I suggest a threshold of 90% (hardcoded), but make it an optional setting when setting up auto-publication. That also leaves room for other options, without making it too complicated. Some of these options should probably not be optional (e.g. source data are missing), but always result in an error.
Enable auto-publication
- [x] Abort when the number of records has dropped by 10%
- [ ] Abort when mapped fields are missing in source data
+1 for support. It would help prevent downstream snafus. The only issue I see here is the secondary need for notification of the abort(s) from the IPT, otherwise an affected dataset may sleep indefinitely in purgatory.
Thanks @dshorthouse Email notification might be a very good idea here.
Email notification would require additional configuration by the administrator — currently the IPT doesn't send any emails.
Having this within the IPT would avoid bad data being published, but having it detected by GBIF would allow easier email notifications and the helpdesk could be involved.
@MattBlissett Actually, IPT does send emails, but not directly and via Registry. There is an option "Click here to contact organisation" and there is a link to send an organization token/password reminder. So we can probably implement that similarly.

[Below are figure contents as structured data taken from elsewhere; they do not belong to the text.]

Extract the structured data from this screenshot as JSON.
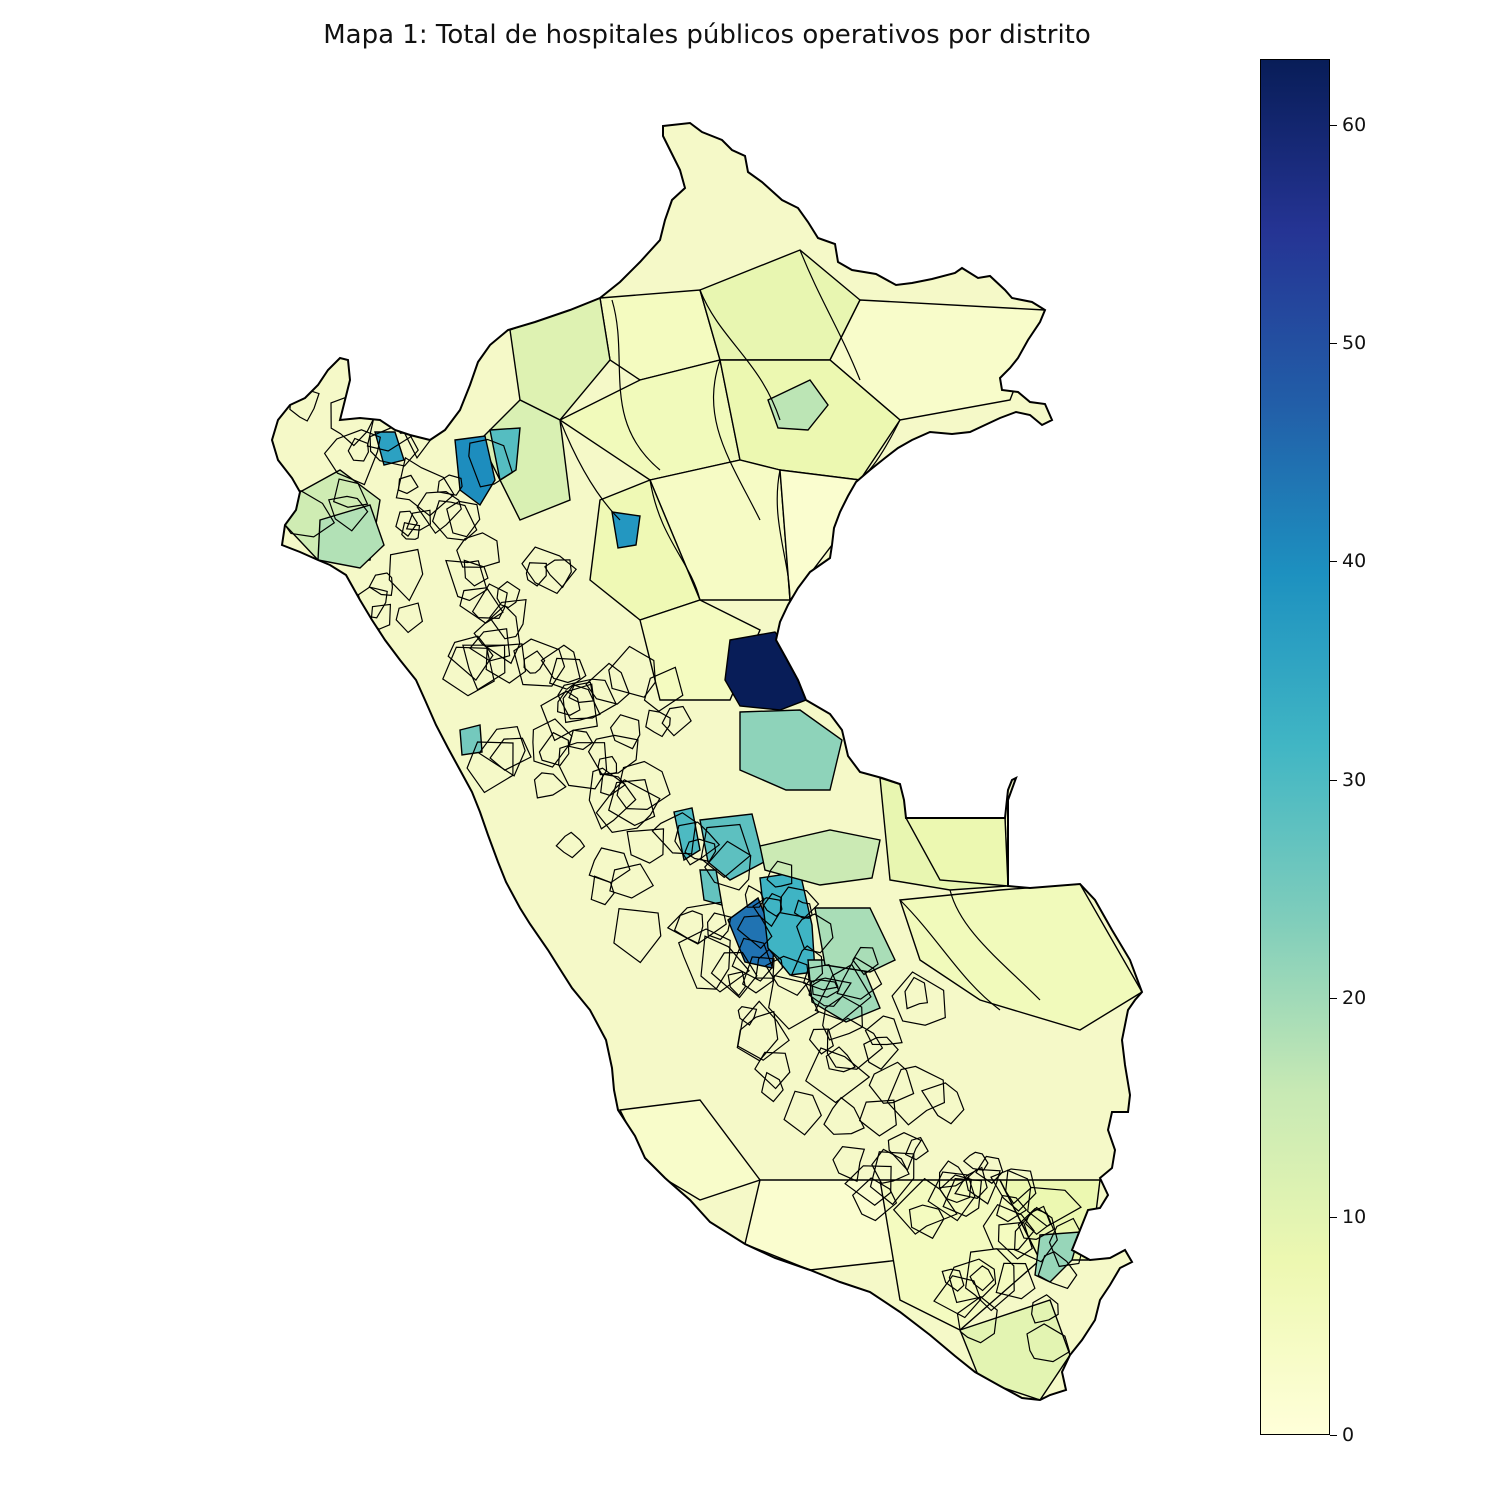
{
  "title": "Mapa 1: Total de hospitales públicos operativos por distrito",
  "colorbar": {
    "min": 0,
    "max": 63,
    "ticks": [
      0,
      10,
      20,
      30,
      40,
      50,
      60
    ],
    "colormap": "YlGnBu",
    "stops": [
      "#ffffd9",
      "#edf8b1",
      "#c7e9b4",
      "#7fcdbb",
      "#41b6c4",
      "#1d91c0",
      "#225ea8",
      "#253494",
      "#081d58"
    ]
  },
  "map": {
    "country": "Perú",
    "border_color": "#000000",
    "highlighted_districts": [
      {
        "value": 63
      },
      {
        "value": 44
      },
      {
        "value": 40
      },
      {
        "value": 38
      },
      {
        "value": 36
      },
      {
        "value": 32
      },
      {
        "value": 30
      },
      {
        "value": 29
      },
      {
        "value": 28
      },
      {
        "value": 27
      },
      {
        "value": 25
      },
      {
        "value": 22
      },
      {
        "value": 21
      },
      {
        "value": 20
      },
      {
        "value": 19
      },
      {
        "value": 18
      },
      {
        "value": 17
      },
      {
        "value": 15
      }
    ]
  }
}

Having just been through this with @dshorthouse, I agree that an email notification would be very helpful - especially for those publications that initiated on an automated schedule (I may not see an issue for days otherwise). With nearly 180 resources publishing on a schedule knowing that an event was aborted or that the # of records was reduced (significantly), or both, would be very helpful. I also think it is important to be able to configure who receives these messages from within the IPT. The VertNet IPT, for example, has several admins, but not all need to, or should, received notices like this.
@MattBlissett Actually, IPT does send emails, but not directly and via Registry. There is an option "Click here to contact organisation" and there is a link to send an organization token/password reminder. So we can probably implement that similarly.
I'd be reluctant for us to send emails triggered by systems (external IPTs) which we do not control. We could have IPTs with resources that are broken for months emailing users who don't want those emails (e.g. no longer work on the resource), and that risks GBIF's systems being considered spammy by Google, Microsoft etc.
TBC.
Source files via URL + auto-publication is very useful for automatically publishing an active dataset. We use it for e.g. the following citizen science dataset: https://ipt.inbo.be/resource?r=dieren-planten-natuurpunt-occurrences
It would be useful however, if the IPT offered some options for aborting the auto-publication. The dataset above for example, has an issue in the pipeline, which resulted in far fewer records in the source file. This resulted in the (unintentional) deletion of many records at GBIF.org. It would have been nice if the IPT can detect this and abort the auto-publication.